Execute the Load statement

Now, by executing the following Pig Latin statement in the Grunt shell, the data student_data.txt file file is loaded into pig.

grunt> student = LOAD 'hdfs://localhost:9000/pig_data/student_data.txt' 
   USING PigStorage(',')
   as ( id:int, firstname:chararray, lastname:chararray, phone:chararray, 
   city:chararray );

The following is a description of the above instructions.

Relation name

We have stored the data in student mode.

Input file path

We read the data from the pig_data file in the student_data.txt/directory of HDFS.

Storage function

We used the PigStorage() function to load and store the data as a structured text file. /b11> It takes separators, separated by each entity of the meta-group as an argument. /b12> By default, it is parametered by the value of ""

schema

We have stored the data using the following pattern.

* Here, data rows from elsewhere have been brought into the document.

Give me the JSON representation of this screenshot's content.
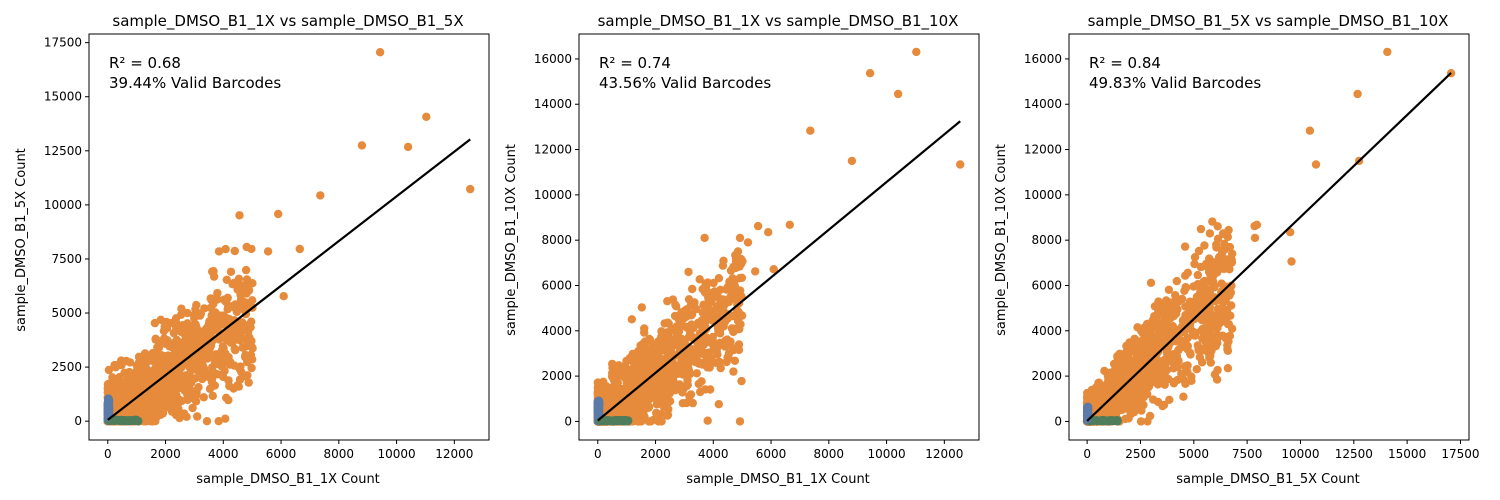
{
  "colors": {
    "valid": "#e68a3c",
    "invalid": "#5b7aa8",
    "invalid_alt": "#4f7d5c",
    "fit_line": "#000000"
  },
  "chart_data": [
    {
      "type": "scatter",
      "title": "sample_DMSO_B1_1X vs sample_DMSO_B1_5X",
      "xlabel": "sample_DMSO_B1_1X Count",
      "ylabel": "sample_DMSO_B1_5X Count",
      "xlim": [
        -650,
        13200
      ],
      "ylim": [
        -870,
        17900
      ],
      "xticks": [
        0,
        2000,
        4000,
        6000,
        8000,
        10000,
        12000
      ],
      "yticks": [
        0,
        2500,
        5000,
        7500,
        10000,
        12500,
        15000,
        17500
      ],
      "annotation_r2": "R² = 0.68",
      "annotation_valid": "39.44% Valid Barcodes",
      "fit_line": {
        "x": [
          0,
          12550
        ],
        "y": [
          60,
          13030
        ]
      },
      "slope": 1.0,
      "spread": 700,
      "outliers": [
        [
          9430,
          17060
        ],
        [
          11030,
          14070
        ],
        [
          8800,
          12750
        ],
        [
          10400,
          12680
        ],
        [
          12550,
          10730
        ],
        [
          7360,
          10440
        ],
        [
          5900,
          9580
        ],
        [
          4560,
          9520
        ],
        [
          6650,
          7960
        ],
        [
          5550,
          7850
        ],
        [
          3850,
          7850
        ],
        [
          4400,
          7870
        ],
        [
          6090,
          5780
        ]
      ],
      "invalid_extent": {
        "x": 50,
        "y": 1050
      }
    },
    {
      "type": "scatter",
      "title": "sample_DMSO_B1_1X vs sample_DMSO_B1_10X",
      "xlabel": "sample_DMSO_B1_1X Count",
      "ylabel": "sample_DMSO_B1_10X Count",
      "xlim": [
        -650,
        13200
      ],
      "ylim": [
        -820,
        17100
      ],
      "xticks": [
        0,
        2000,
        4000,
        6000,
        8000,
        10000,
        12000
      ],
      "yticks": [
        0,
        2000,
        4000,
        6000,
        8000,
        10000,
        12000,
        14000,
        16000
      ],
      "annotation_r2": "R² = 0.74",
      "annotation_valid": "43.56% Valid Barcodes",
      "fit_line": {
        "x": [
          0,
          12550
        ],
        "y": [
          40,
          13250
        ]
      },
      "slope": 1.05,
      "spread": 650,
      "outliers": [
        [
          11030,
          16310
        ],
        [
          9430,
          15370
        ],
        [
          10400,
          14450
        ],
        [
          7360,
          12830
        ],
        [
          8800,
          11500
        ],
        [
          12550,
          11340
        ],
        [
          6650,
          8680
        ],
        [
          5550,
          8620
        ],
        [
          3700,
          8100
        ],
        [
          5900,
          8350
        ],
        [
          5200,
          7900
        ],
        [
          5450,
          6620
        ],
        [
          6090,
          6720
        ]
      ],
      "invalid_extent": {
        "x": 50,
        "y": 900
      }
    },
    {
      "type": "scatter",
      "title": "sample_DMSO_B1_5X vs sample_DMSO_B1_10X",
      "xlabel": "sample_DMSO_B1_5X Count",
      "ylabel": "sample_DMSO_B1_10X Count",
      "xlim": [
        -850,
        17900
      ],
      "ylim": [
        -820,
        17100
      ],
      "xticks": [
        0,
        2500,
        5000,
        7500,
        10000,
        12500,
        15000,
        17500
      ],
      "yticks": [
        0,
        2000,
        4000,
        6000,
        8000,
        10000,
        12000,
        14000,
        16000
      ],
      "annotation_r2": "R² = 0.84",
      "annotation_valid": "49.83% Valid Barcodes",
      "fit_line": {
        "x": [
          0,
          17060
        ],
        "y": [
          20,
          15380
        ]
      },
      "slope": 0.9,
      "spread": 450,
      "outliers": [
        [
          14070,
          16310
        ],
        [
          17060,
          15370
        ],
        [
          12680,
          14450
        ],
        [
          10440,
          12830
        ],
        [
          10730,
          11340
        ],
        [
          12750,
          11500
        ],
        [
          9520,
          8350
        ],
        [
          9580,
          7060
        ],
        [
          7960,
          8680
        ],
        [
          7850,
          8620
        ],
        [
          7870,
          8100
        ],
        [
          6050,
          7800
        ],
        [
          5780,
          6720
        ]
      ],
      "invalid_extent": {
        "x": 50,
        "y": 650
      }
    }
  ]
}
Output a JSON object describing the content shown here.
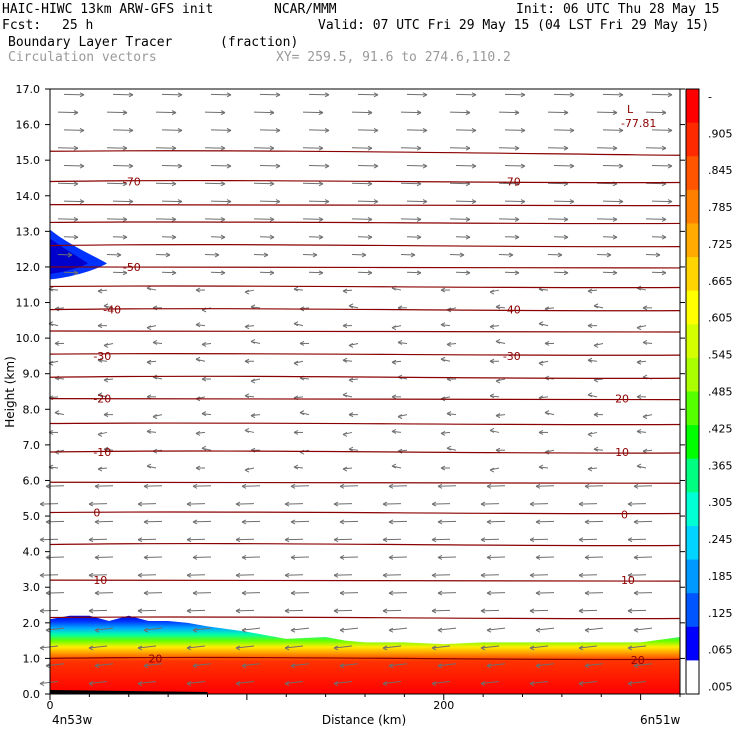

column	Id	Name	Surname	Phone number	City
datatype	Int	char array	char array	char array	char array

Note: The Load statement simply loads the data into pig's specified relationship. To verify the execution of the Load statement, you must use the Diagnostic operator, which is discussed in a later section.